About
Krake is an orchestrator engine for containerised and virtualised workloads across distributed and heterogeneous cloud platforms. It creates a thin layer of aggregation on top of the different platforms (e.g. Kubernetes) and presents them through a single interface to the cloud user. The user's workloads are scheduled depending on both user requirements (hardware, latencies) and platform characteristics (energy efficiency, load). Krake can be leveraged for a wide range of application scenarios such as the central management of distributed compute capacities as well as application management in Edge Cloud infrastructures.
Open source / proprietary
Open Source, Apache 2.0 Licence
Architecture
The components in the architecture of Krake are loosely coupled and therefore can be exchanged, altered or extended with new components.
The control Plane is in continuous exchange with Krake’s API and real-world objects and therefore continuously manages all real-world objects registered as resources in Krake. Real world objects are defined as different instances like Kubernetes clusters or Metrics Providers like Prometheus.

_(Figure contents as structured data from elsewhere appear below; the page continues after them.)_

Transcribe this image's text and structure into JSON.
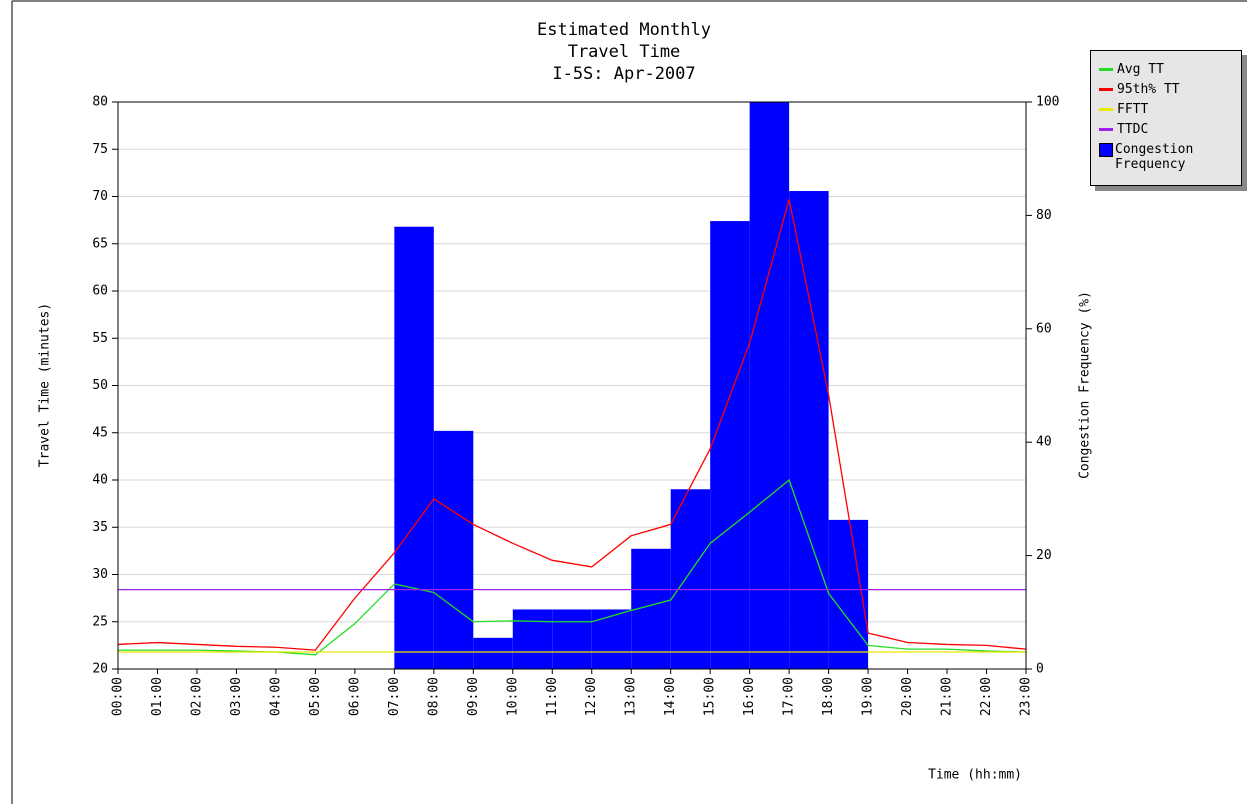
{
  "chart_data": {
    "type": "combo",
    "title": [
      "Estimated Monthly",
      "Travel Time",
      "I-5S: Apr-2007"
    ],
    "x_label": "Time (hh:mm)",
    "y_label": "Travel Time (minutes)",
    "y2_label": "Congestion Frequency (%)",
    "categories": [
      "00:00",
      "01:00",
      "02:00",
      "03:00",
      "04:00",
      "05:00",
      "06:00",
      "07:00",
      "08:00",
      "09:00",
      "10:00",
      "11:00",
      "12:00",
      "13:00",
      "14:00",
      "15:00",
      "16:00",
      "17:00",
      "18:00",
      "19:00",
      "20:00",
      "21:00",
      "22:00",
      "23:00"
    ],
    "ylim": [
      20,
      80
    ],
    "yticks": [
      20,
      25,
      30,
      35,
      40,
      45,
      50,
      55,
      60,
      65,
      70,
      75,
      80
    ],
    "y2lim": [
      0,
      100
    ],
    "y2ticks": [
      0,
      20,
      40,
      60,
      80,
      100
    ],
    "grid": true,
    "series": [
      {
        "name": "Avg TT",
        "type": "line",
        "color": "#22dd22",
        "values": [
          22,
          22,
          22,
          21.9,
          21.8,
          21.5,
          24.8,
          29,
          28.1,
          25,
          25.1,
          25,
          25,
          26.2,
          27.3,
          33.3,
          36.6,
          40,
          28,
          22.5,
          22.1,
          22.1,
          21.9,
          21.8
        ]
      },
      {
        "name": "95th% TT",
        "type": "line",
        "color": "#ff0000",
        "values": [
          22.6,
          22.8,
          22.6,
          22.4,
          22.3,
          22,
          27.5,
          32.3,
          38,
          35.3,
          33.3,
          31.5,
          30.8,
          34.1,
          35.3,
          43.3,
          54.5,
          69.7,
          49,
          23.8,
          22.8,
          22.6,
          22.5,
          22.1
        ]
      },
      {
        "name": "FFTT",
        "type": "line",
        "color": "#e8e800",
        "values": [
          21.8,
          21.8,
          21.8,
          21.8,
          21.8,
          21.8,
          21.8,
          21.8,
          21.8,
          21.8,
          21.8,
          21.8,
          21.8,
          21.8,
          21.8,
          21.8,
          21.8,
          21.8,
          21.8,
          21.8,
          21.8,
          21.8,
          21.8,
          21.8
        ]
      },
      {
        "name": "TTDC",
        "type": "line",
        "color": "#a020f0",
        "values": [
          28.4,
          28.4,
          28.4,
          28.4,
          28.4,
          28.4,
          28.4,
          28.4,
          28.4,
          28.4,
          28.4,
          28.4,
          28.4,
          28.4,
          28.4,
          28.4,
          28.4,
          28.4,
          28.4,
          28.4,
          28.4,
          28.4,
          28.4,
          28.4
        ]
      },
      {
        "name": "Congestion Frequency",
        "type": "bar",
        "axis": "y2",
        "color": "#0000ff",
        "values": [
          0,
          0,
          0,
          0,
          0,
          0,
          0,
          78,
          42,
          5.5,
          10.5,
          10.5,
          10.5,
          21.2,
          31.7,
          79,
          100,
          84.3,
          26.3,
          0,
          0,
          0,
          0,
          0
        ]
      }
    ]
  }
}
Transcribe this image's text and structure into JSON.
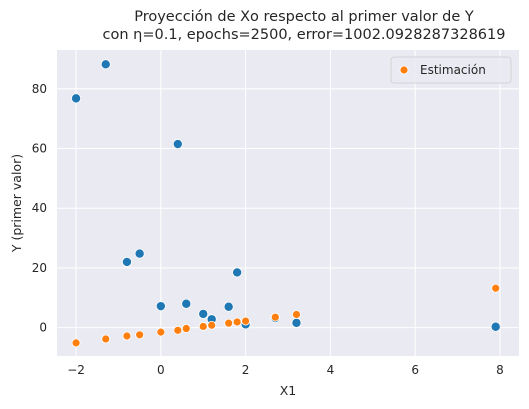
{
  "chart_data": {
    "type": "scatter",
    "title_lines": [
      "Proyección de Xo respecto al primer valor de Y",
      "con η=0.1, epochs=2500, error=1002.0928287328619"
    ],
    "xlabel": "X1",
    "ylabel": "Y (primer valor)",
    "xlim": [
      -2.45,
      8.45
    ],
    "ylim": [
      -9.5,
      93
    ],
    "xticks": [
      -2,
      0,
      2,
      4,
      6,
      8
    ],
    "yticks": [
      0,
      20,
      40,
      60,
      80
    ],
    "grid": true,
    "legend_position": "top-right",
    "background_color": "#eaeaf2",
    "series": [
      {
        "name": "",
        "color": "#1f77b4",
        "points": [
          [
            -2.0,
            76.8
          ],
          [
            -1.3,
            88.2
          ],
          [
            -0.8,
            22.0
          ],
          [
            -0.5,
            24.8
          ],
          [
            0.0,
            7.2
          ],
          [
            0.4,
            61.5
          ],
          [
            0.6,
            8.0
          ],
          [
            1.0,
            4.6
          ],
          [
            1.2,
            2.8
          ],
          [
            1.6,
            7.0
          ],
          [
            1.8,
            18.5
          ],
          [
            2.0,
            1.1
          ],
          [
            2.7,
            3.2
          ],
          [
            3.2,
            1.6
          ],
          [
            7.9,
            0.3
          ]
        ]
      },
      {
        "name": "Estimación",
        "color": "#ff7f0e",
        "points": [
          [
            -2.0,
            -5.1
          ],
          [
            -1.3,
            -3.8
          ],
          [
            -0.8,
            -2.8
          ],
          [
            -0.5,
            -2.4
          ],
          [
            0.0,
            -1.5
          ],
          [
            0.4,
            -0.9
          ],
          [
            0.6,
            -0.3
          ],
          [
            1.0,
            0.4
          ],
          [
            1.2,
            0.8
          ],
          [
            1.6,
            1.5
          ],
          [
            1.8,
            1.9
          ],
          [
            2.0,
            2.2
          ],
          [
            2.7,
            3.5
          ],
          [
            3.2,
            4.4
          ],
          [
            7.9,
            13.2
          ]
        ]
      }
    ]
  }
}
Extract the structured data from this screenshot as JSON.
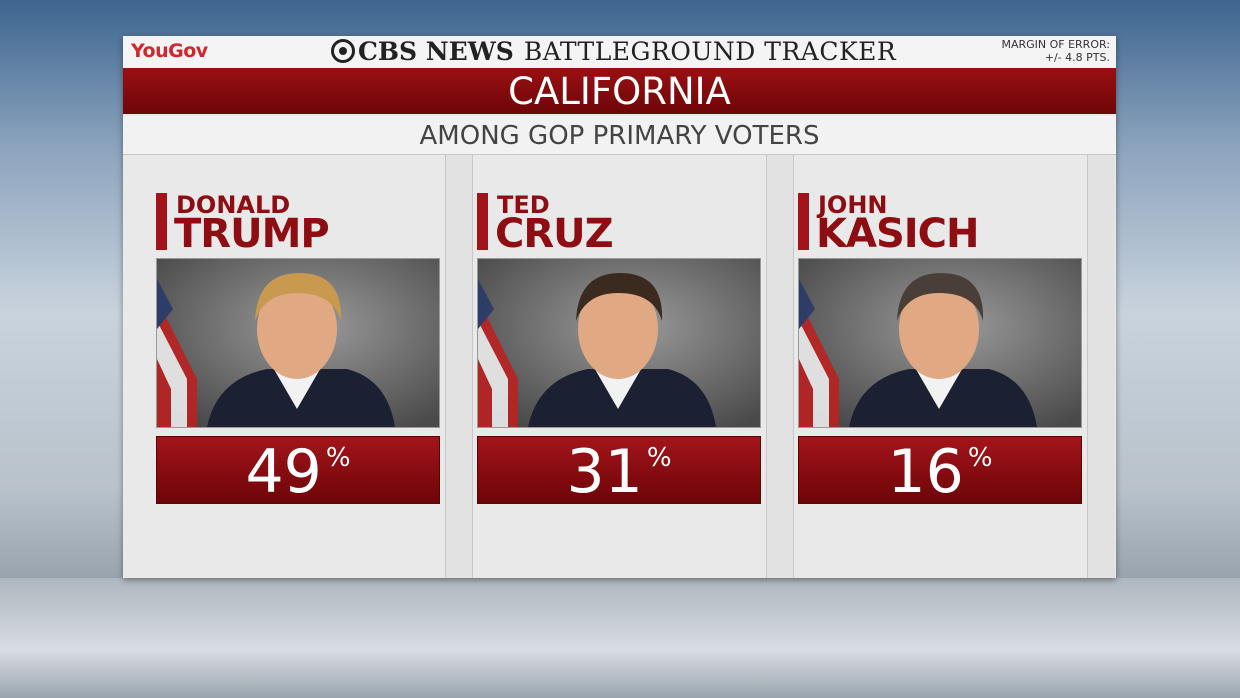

The Kubernetes Application Controller of Krake manages containerised applications migrated to Kubernetes clusters. These clusters need to be registered in Krake. Label constraints are given by the Krake API or custom metrics distributed through the Metrics Providers. The scheduler watches and evaluates these indicators and decides which Kubernetes cluster is the best fit to run the application on. To run an application, it needs to be containerised and published on a reachable registry, e.g. Docker Hub. This app can be deployed by Krake with a manifest file. In this file, the image of the containerised application is linked, along with other settings.